Jiang Hao told The Associated Press on that he and director Sheng Hong were due to attend a symposium at Harvard University this month marking the 40th anniversary of China's reform and opening policy.
Jiang said he was given no explanation by authorities when he was stopped at the airport on Saturday, but Sheng was told it was a matter of national security when he was turned around on Thursday.
The two work for the Unirule Institute of Economics, which advocates for market-style economics and constitutional democracy and has been repeatedly harassed by the communist authorities. It has been evicted from its office space, had its license pulled and seen its website and social media accounts shut down.
The symposium's website lists four prominent Chinese scholars as speakers at the event scheduled for Monday at Harvard's Fairbank Center for Chinese Studies.
Its poster features a photograph of former paramount leader Deng Xiaoping, the architect of the reform and opening policy whose legacy current President Xi Jinping is seen as diminishing in order to elevate his own status as China's most powerful leader since Mao Zedong.
Jiang said nearly 20 Chinese scholars had been invited to attend the symposium, some of whom had already arrived in the U.S.
"But some of them have changed their minds by choosing not to go due to reasons that are obvious," he said, pointing to official disapproval of the academic gathering.

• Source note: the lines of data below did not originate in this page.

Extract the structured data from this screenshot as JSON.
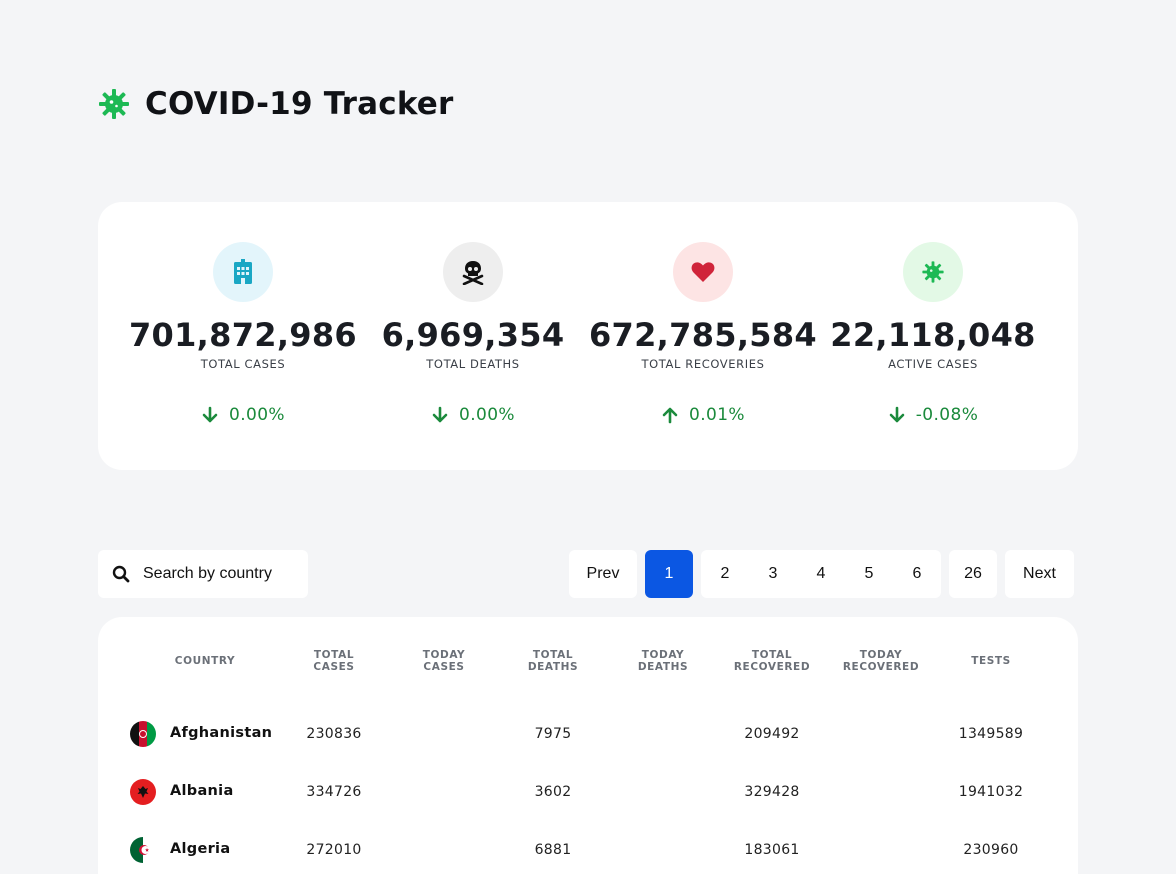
{
  "header": {
    "title": "COVID-19 Tracker",
    "logo_icon": "virus-icon",
    "accent": "#1db954"
  },
  "stats": [
    {
      "value": "701,872,986",
      "label": "TOTAL CASES",
      "change": "0.00%",
      "direction": "down",
      "icon": "hospital-icon",
      "icon_bg": "#e3f5fb",
      "icon_color": "#1aa7c4"
    },
    {
      "value": "6,969,354",
      "label": "TOTAL DEATHS",
      "change": "0.00%",
      "direction": "down",
      "icon": "skull-crossbones-icon",
      "icon_bg": "#eeeeee",
      "icon_color": "#111111"
    },
    {
      "value": "672,785,584",
      "label": "TOTAL RECOVERIES",
      "change": "0.01%",
      "direction": "up",
      "icon": "heart-icon",
      "icon_bg": "#fde4e4",
      "icon_color": "#d0243a"
    },
    {
      "value": "22,118,048",
      "label": "ACTIVE CASES",
      "change": "-0.08%",
      "direction": "down",
      "icon": "virus-icon",
      "icon_bg": "#e3f9e6",
      "icon_color": "#1db954"
    }
  ],
  "search": {
    "placeholder": "Search by country"
  },
  "pagination": {
    "prev": "Prev",
    "current": "1",
    "pages": [
      "2",
      "3",
      "4",
      "5",
      "6"
    ],
    "last": "26",
    "next": "Next",
    "active_color": "#0b57e3"
  },
  "table": {
    "columns": [
      {
        "line1": "COUNTRY",
        "line2": ""
      },
      {
        "line1": "TOTAL",
        "line2": "CASES"
      },
      {
        "line1": "TODAY",
        "line2": "CASES"
      },
      {
        "line1": "TOTAL",
        "line2": "DEATHS"
      },
      {
        "line1": "TODAY",
        "line2": "DEATHS"
      },
      {
        "line1": "TOTAL",
        "line2": "RECOVERED"
      },
      {
        "line1": "TODAY",
        "line2": "RECOVERED"
      },
      {
        "line1": "TESTS",
        "line2": ""
      }
    ],
    "rows": [
      {
        "country": "Afghanistan",
        "flag": "afghanistan-flag",
        "total_cases": "230836",
        "today_cases": "",
        "total_deaths": "7975",
        "today_deaths": "",
        "total_recovered": "209492",
        "today_recovered": "",
        "tests": "1349589"
      },
      {
        "country": "Albania",
        "flag": "albania-flag",
        "total_cases": "334726",
        "today_cases": "",
        "total_deaths": "3602",
        "today_deaths": "",
        "total_recovered": "329428",
        "today_recovered": "",
        "tests": "1941032"
      },
      {
        "country": "Algeria",
        "flag": "algeria-flag",
        "total_cases": "272010",
        "today_cases": "",
        "total_deaths": "6881",
        "today_deaths": "",
        "total_recovered": "183061",
        "today_recovered": "",
        "tests": "230960"
      }
    ]
  }
}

Unirule was founded in 1993 and has published reports critical of the government, including one saying major Chinese state-owned companies are unprofitable and receive large public subsidies.
Unirule has also championed freedom of expression and due process and conducted symposiums on sensitive subjects such as the Chinese civil war that brought the communists to power in 1949.
Since taking over the ruling Communist Party in 2012, Xi has relentlessly attacked liberal intellectuals, rights lawyers and other members of civil society, silencing much of the independent discourse that had begun to find its voice under his predecessors.
Xi has demanded the entirely state-controlled media put the interests of the Communist Party first and has warned about the infiltration of liberal Western values such as freedom of speech into the educational system.